I wish to confirm my understanding of CV procedure in the glmnet
package to explain it to a reviewer of my paper. I will be grateful if someone can add information to clarify the answer further.
Specifically, I had a binary classification problem with 29 input variables and 106 rows. Instead of splitting into training/test data (and further decreasing training data) I went with lasso choosing lambda through cross-validation as a means to minimise overfitting. After training the model with cv.glmnet
I tested its classification accuracy on the same dataset (bootstrapped x 10000 for error intervals). I acknowledge that overfitting cannot be eliminated in this setting, but lasso with its penalizing term chosen by cross-validation is going to lessen its effect.
My explanation to the reviewer (who is a doctor like me) of how cv.glmnet
does this is :
In each step of 10 fold cross-validation, data were divided randomly into two groups containing 9/10th data for training and 1/10th for internal validation (i.e., measuring binomial deviance/error of model developed with that lambda).

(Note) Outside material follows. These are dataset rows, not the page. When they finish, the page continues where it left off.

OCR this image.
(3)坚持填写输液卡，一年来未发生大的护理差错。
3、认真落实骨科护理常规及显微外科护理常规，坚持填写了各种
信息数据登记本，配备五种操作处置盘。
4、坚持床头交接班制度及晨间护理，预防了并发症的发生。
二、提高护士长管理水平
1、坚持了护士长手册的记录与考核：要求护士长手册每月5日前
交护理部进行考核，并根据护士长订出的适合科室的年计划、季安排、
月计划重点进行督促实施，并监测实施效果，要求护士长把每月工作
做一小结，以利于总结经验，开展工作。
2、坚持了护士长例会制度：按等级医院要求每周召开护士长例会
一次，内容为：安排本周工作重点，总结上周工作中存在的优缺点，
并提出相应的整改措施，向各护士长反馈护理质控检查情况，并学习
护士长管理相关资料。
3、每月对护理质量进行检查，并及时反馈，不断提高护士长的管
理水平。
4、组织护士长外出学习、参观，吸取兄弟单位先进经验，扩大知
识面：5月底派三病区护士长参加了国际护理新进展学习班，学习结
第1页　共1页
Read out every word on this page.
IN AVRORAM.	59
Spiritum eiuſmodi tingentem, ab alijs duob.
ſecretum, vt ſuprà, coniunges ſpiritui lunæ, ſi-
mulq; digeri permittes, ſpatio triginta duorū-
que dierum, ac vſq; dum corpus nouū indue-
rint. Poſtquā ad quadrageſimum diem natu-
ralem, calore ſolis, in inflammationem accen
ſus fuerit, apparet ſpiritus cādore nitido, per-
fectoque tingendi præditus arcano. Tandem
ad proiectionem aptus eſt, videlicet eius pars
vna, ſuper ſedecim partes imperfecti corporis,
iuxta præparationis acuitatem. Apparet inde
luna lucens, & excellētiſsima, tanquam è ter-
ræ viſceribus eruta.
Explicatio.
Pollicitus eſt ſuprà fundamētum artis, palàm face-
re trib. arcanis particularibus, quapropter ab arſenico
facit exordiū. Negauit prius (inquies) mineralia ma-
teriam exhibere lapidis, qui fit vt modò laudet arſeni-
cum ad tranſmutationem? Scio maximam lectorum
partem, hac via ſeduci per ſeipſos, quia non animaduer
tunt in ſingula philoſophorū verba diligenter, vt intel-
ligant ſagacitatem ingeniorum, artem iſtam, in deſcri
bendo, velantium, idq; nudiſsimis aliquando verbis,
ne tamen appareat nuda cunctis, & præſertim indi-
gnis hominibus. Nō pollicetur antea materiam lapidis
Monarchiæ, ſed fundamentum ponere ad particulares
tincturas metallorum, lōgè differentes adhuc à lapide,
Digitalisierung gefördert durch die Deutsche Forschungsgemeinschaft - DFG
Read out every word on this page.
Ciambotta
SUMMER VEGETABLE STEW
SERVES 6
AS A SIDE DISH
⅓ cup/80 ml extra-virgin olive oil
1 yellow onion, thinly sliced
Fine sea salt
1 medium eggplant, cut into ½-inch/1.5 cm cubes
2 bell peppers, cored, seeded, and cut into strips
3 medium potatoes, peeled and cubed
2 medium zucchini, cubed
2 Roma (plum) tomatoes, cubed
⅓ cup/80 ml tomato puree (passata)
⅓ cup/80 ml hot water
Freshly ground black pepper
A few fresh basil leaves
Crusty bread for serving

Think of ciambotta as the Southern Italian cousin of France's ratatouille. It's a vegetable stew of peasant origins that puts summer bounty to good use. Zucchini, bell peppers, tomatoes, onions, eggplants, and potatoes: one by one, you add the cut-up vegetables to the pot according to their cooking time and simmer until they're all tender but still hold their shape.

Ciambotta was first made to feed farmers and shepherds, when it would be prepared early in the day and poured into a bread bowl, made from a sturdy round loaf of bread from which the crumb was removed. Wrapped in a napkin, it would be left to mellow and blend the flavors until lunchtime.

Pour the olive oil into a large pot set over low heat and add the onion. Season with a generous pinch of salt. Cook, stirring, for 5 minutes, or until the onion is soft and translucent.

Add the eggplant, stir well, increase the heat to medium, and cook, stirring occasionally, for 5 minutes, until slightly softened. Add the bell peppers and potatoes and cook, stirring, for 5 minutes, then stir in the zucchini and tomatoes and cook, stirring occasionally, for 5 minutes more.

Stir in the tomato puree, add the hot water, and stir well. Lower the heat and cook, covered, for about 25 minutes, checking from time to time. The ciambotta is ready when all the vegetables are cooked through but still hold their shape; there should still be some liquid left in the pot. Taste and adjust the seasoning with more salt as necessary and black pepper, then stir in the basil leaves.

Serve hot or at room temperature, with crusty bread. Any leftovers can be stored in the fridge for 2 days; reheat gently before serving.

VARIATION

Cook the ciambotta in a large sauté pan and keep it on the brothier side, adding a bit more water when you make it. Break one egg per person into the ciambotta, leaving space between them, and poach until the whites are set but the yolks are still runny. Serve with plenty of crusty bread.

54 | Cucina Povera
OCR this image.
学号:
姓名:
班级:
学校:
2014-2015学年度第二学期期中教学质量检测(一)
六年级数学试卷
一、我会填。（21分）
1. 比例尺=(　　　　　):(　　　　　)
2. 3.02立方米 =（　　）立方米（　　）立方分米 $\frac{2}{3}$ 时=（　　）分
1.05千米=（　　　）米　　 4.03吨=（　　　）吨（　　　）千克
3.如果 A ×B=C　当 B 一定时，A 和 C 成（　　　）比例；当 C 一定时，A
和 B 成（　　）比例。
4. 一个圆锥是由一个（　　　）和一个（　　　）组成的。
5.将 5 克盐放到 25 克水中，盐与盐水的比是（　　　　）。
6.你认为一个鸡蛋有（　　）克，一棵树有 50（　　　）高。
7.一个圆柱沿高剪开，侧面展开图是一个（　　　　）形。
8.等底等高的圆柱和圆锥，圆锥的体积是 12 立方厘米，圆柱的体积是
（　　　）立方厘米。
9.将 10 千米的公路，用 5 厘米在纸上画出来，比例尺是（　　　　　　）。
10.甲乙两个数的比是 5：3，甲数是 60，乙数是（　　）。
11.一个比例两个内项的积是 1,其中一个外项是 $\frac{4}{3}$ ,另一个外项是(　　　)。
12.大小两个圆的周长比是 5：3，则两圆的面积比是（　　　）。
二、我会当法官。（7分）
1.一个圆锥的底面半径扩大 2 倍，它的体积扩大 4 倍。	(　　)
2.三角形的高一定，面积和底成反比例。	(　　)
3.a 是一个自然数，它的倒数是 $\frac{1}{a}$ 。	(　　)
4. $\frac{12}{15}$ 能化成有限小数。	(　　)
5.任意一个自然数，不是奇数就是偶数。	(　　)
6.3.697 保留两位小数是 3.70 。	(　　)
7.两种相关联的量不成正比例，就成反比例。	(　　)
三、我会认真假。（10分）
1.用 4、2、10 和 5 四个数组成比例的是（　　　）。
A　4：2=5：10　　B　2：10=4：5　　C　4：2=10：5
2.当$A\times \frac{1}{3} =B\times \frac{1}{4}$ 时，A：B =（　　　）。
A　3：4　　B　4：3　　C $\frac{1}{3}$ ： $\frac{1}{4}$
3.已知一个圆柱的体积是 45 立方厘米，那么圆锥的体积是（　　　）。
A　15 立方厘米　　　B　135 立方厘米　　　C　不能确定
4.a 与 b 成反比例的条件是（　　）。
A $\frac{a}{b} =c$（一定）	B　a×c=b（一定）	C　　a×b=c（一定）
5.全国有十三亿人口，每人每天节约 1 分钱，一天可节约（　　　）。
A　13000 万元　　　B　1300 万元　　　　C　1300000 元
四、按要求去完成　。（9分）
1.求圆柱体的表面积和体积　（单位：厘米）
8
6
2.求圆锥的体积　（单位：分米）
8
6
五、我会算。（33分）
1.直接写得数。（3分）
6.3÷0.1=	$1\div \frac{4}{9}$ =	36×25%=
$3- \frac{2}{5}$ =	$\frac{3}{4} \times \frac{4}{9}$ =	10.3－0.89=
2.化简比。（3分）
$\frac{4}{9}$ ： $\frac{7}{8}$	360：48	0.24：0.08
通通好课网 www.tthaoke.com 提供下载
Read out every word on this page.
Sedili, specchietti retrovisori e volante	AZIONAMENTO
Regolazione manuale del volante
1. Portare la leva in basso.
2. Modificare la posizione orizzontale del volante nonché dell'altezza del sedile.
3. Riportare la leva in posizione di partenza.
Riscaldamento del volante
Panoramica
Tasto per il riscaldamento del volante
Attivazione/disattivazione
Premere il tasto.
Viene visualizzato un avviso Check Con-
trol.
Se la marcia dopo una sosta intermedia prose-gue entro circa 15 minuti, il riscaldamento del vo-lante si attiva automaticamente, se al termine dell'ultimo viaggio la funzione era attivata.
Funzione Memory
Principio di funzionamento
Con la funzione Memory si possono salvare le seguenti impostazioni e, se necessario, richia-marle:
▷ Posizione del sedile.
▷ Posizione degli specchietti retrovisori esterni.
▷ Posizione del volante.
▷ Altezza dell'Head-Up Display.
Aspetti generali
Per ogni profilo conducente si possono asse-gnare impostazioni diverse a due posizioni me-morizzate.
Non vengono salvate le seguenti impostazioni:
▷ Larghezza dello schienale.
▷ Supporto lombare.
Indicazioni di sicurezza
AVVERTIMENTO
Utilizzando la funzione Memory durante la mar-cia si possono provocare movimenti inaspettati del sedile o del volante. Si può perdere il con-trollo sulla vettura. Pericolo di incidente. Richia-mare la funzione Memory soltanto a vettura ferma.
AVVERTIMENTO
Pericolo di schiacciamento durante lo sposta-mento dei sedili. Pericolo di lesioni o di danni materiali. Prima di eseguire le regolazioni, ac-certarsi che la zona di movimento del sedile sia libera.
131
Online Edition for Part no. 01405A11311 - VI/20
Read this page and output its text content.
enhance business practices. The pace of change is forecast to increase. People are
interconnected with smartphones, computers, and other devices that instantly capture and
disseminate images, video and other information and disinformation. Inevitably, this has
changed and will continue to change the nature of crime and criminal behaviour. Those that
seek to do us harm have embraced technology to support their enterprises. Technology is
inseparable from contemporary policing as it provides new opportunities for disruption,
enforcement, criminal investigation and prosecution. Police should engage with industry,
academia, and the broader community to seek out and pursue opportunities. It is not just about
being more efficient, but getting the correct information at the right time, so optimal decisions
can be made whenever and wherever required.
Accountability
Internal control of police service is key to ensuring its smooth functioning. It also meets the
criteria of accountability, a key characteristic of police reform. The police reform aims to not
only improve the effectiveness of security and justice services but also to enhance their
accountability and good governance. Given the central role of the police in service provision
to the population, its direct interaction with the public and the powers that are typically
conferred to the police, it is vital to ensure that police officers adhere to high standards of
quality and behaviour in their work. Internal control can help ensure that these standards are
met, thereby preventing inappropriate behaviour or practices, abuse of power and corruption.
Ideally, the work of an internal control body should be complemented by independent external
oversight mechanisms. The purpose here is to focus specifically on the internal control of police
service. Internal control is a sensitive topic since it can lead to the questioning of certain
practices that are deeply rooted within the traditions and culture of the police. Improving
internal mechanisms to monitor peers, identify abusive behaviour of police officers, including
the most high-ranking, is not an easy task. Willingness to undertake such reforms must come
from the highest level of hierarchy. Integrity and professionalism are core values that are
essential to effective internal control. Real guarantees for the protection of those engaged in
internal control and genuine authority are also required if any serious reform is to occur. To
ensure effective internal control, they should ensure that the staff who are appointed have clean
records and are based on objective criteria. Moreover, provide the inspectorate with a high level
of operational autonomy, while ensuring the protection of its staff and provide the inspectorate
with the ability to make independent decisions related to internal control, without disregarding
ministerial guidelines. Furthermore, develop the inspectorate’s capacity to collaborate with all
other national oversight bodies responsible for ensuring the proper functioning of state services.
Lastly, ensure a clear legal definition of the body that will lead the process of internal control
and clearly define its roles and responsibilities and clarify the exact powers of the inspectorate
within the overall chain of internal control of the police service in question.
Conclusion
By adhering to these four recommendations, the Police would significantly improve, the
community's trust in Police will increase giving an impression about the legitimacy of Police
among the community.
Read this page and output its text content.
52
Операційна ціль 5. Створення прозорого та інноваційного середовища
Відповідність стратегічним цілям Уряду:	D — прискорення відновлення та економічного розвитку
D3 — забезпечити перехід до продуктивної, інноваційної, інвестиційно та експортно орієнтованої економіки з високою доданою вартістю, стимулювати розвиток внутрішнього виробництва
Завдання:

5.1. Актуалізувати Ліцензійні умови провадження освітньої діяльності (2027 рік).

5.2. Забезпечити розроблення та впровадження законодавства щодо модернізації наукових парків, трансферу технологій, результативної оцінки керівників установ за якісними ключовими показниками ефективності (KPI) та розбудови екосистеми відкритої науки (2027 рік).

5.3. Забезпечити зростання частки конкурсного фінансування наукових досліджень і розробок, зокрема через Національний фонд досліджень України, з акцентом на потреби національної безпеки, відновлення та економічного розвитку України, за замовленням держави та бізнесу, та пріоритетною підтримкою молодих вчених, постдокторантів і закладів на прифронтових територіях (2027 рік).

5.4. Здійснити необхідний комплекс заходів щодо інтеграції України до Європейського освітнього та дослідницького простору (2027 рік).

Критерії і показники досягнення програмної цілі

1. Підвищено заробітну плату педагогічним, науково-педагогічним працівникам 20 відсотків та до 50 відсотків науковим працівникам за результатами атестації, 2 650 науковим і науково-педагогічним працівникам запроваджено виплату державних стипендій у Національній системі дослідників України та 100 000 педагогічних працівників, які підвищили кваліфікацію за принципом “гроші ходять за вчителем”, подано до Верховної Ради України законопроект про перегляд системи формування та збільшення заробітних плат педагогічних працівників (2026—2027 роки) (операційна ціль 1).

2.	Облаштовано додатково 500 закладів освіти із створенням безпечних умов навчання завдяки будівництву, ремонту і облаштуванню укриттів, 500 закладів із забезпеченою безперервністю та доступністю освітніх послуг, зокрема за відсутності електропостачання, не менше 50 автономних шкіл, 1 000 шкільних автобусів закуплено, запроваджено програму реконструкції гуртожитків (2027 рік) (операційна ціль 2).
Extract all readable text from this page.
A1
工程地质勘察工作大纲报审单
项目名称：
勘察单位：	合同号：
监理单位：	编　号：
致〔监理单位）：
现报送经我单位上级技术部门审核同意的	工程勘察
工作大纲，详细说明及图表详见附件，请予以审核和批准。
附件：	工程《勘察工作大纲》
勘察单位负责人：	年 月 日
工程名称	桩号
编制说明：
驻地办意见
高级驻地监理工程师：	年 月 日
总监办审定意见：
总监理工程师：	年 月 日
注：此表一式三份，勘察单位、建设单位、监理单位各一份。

Lambda vs. deviance was plotted. When the process was repeated 9 more times, 95% confidence intervals of lambda vs. deviance were derived. The final lambda value to go into the model was the one that gave the best compromise between high lambda and low deviance. High lambda is the factor that minimises overfitting because the regression model is not allowed to improve by assigning large coefficients to the variables. The model is then trained on the entire dataset using least squares approximation that minimises model error penalized by lambda term. Because the lambda term is chosen through cross-validation (and not from the entire dataset), the choice of lambda is somewhat independent of the data.
I suspect my explanation can be improved much or the flaws in the methodology pointed out by the experts reading this. Thanks in advance.